The study’s secondary outcomes comprised surgical duration, intraoperative bleeding, pain control, and complications. Implementing the streamlined prosthetic reconstruction process proposed in this study facilitated efficient surgical timing and intraoperative bleeding control. Preoperative 3D computer modeling and image fusion techniques allowed for anticipation of surgical complexity. Leveraging distinct anatomical landmarks in the pelvis as secure anchor points, along with precise matching of osteotomy guides, expedited the bone resection phase. This approach facilitated swift osteotomy and accurate implantation of prostheses using pre-customized cutting guides and planned screw fixation. These strategies collectively reduced surgical time, with an average duration of 275.1 ± 94.0 min, lower than reported in comparable studies on 3D-printed custom prosthetic reconstruction after en bloc resection of pelvic bone tumors (typically ranging from 234 to 618 min) [1, 17, 18, 23, 29, 38, 43, 59,60,61]. Furthermore, a benefit accompanying the reduction in surgical time is a decrease in overall intraoperative blood loss. In this study, the observed average intraoperative blood loss was 1896.9 ± 801.1 ml, lower than the reported blood loss in similar studies of 3D-printed hemipelvic prosthetic reconstruction of the pelvic girdle after tumour resection [29, 32, 55, 62].

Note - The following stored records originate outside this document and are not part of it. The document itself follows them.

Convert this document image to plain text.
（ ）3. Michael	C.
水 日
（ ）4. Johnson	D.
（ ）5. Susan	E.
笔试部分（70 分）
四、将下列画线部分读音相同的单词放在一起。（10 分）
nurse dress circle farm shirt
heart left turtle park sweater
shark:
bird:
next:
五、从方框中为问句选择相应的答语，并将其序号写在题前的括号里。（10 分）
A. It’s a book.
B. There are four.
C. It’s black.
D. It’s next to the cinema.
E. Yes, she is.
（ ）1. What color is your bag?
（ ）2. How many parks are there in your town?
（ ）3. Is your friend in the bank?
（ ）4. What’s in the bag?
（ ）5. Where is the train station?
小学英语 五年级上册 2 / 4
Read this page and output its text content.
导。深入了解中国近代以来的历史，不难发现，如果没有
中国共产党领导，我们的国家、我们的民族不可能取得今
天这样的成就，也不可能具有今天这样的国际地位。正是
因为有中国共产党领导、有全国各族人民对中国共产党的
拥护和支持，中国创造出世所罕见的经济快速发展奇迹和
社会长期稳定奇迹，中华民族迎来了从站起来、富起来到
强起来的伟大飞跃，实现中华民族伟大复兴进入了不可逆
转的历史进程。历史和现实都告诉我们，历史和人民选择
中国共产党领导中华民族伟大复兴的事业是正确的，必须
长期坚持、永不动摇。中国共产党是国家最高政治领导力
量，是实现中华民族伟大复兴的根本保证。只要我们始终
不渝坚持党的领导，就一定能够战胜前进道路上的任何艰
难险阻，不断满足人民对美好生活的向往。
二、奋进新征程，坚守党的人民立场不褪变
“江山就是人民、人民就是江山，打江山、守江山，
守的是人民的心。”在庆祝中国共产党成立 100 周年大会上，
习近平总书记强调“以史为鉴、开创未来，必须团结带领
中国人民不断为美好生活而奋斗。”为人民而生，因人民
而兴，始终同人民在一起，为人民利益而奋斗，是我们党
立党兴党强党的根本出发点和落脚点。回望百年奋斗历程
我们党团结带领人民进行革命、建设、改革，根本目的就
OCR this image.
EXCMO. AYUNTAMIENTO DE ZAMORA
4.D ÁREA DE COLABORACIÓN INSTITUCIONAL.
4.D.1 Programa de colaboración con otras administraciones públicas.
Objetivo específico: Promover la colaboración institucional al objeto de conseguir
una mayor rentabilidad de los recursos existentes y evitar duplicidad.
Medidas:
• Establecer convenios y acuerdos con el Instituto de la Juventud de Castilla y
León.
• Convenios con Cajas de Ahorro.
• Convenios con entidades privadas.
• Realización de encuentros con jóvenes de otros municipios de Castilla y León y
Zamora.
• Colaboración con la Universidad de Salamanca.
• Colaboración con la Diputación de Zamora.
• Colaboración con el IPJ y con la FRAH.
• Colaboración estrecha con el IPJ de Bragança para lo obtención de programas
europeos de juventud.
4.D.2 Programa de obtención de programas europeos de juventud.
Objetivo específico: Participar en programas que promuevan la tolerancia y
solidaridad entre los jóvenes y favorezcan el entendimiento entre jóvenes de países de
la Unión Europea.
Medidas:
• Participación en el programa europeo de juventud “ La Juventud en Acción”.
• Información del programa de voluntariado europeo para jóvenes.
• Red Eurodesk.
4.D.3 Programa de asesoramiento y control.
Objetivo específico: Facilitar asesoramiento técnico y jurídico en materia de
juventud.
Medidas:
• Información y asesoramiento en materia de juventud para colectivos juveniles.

Infections and aseptic loosening of prostheses are widely recognized as the most common causes of long-term failure following hemipelvic prosthesis replacement surgery [17, 19, 22, 63, 64]. In our study, the combined reduction in surgical time and intraoperative blood loss, coupled with empirically guided infection prevention measures, may contribute to the observed lower infection rates. These preventive measures included repetitive pulsed lavage and povidone-iodine soaking of the wound, alongside a simplified design for custom prostheses that eliminates unnecessary parts while retaining essential weight-bearing structures, which has successfully decreased prosthesis volume [49]. This approach enables superior soft tissue coverage under identical conditions, eliminating potential dead spaces in the pelvic region. In addition to reducing the risk of postoperative infection, we also observed a low incidence of postoperative loosening during mid-term follow-up, attributed to the achievement of stable prosthesis fixation and effective bone integration at the prosthesis-host bone interface.

Conclusion

Our streamlined workflow for 3D-printed custom hemipelvic prosthetic reconstruction, complemented by tailored cutting guide design, offers potential benefits such as precise osteotomy according to preoperative planning, accurate implantation of the prosthesis, and initial stable fixation. Furthermore, integrating biomimetic porous structures and in-surgery autografts may enhance long-term osseointegration at the prosthesis-host bone interface, thereby mitigating the risk of loosening. Consequently, 3D-printed custom hemipelvic prostheses present a promising alternative for pelvic girdle reconstruction following tumour resections.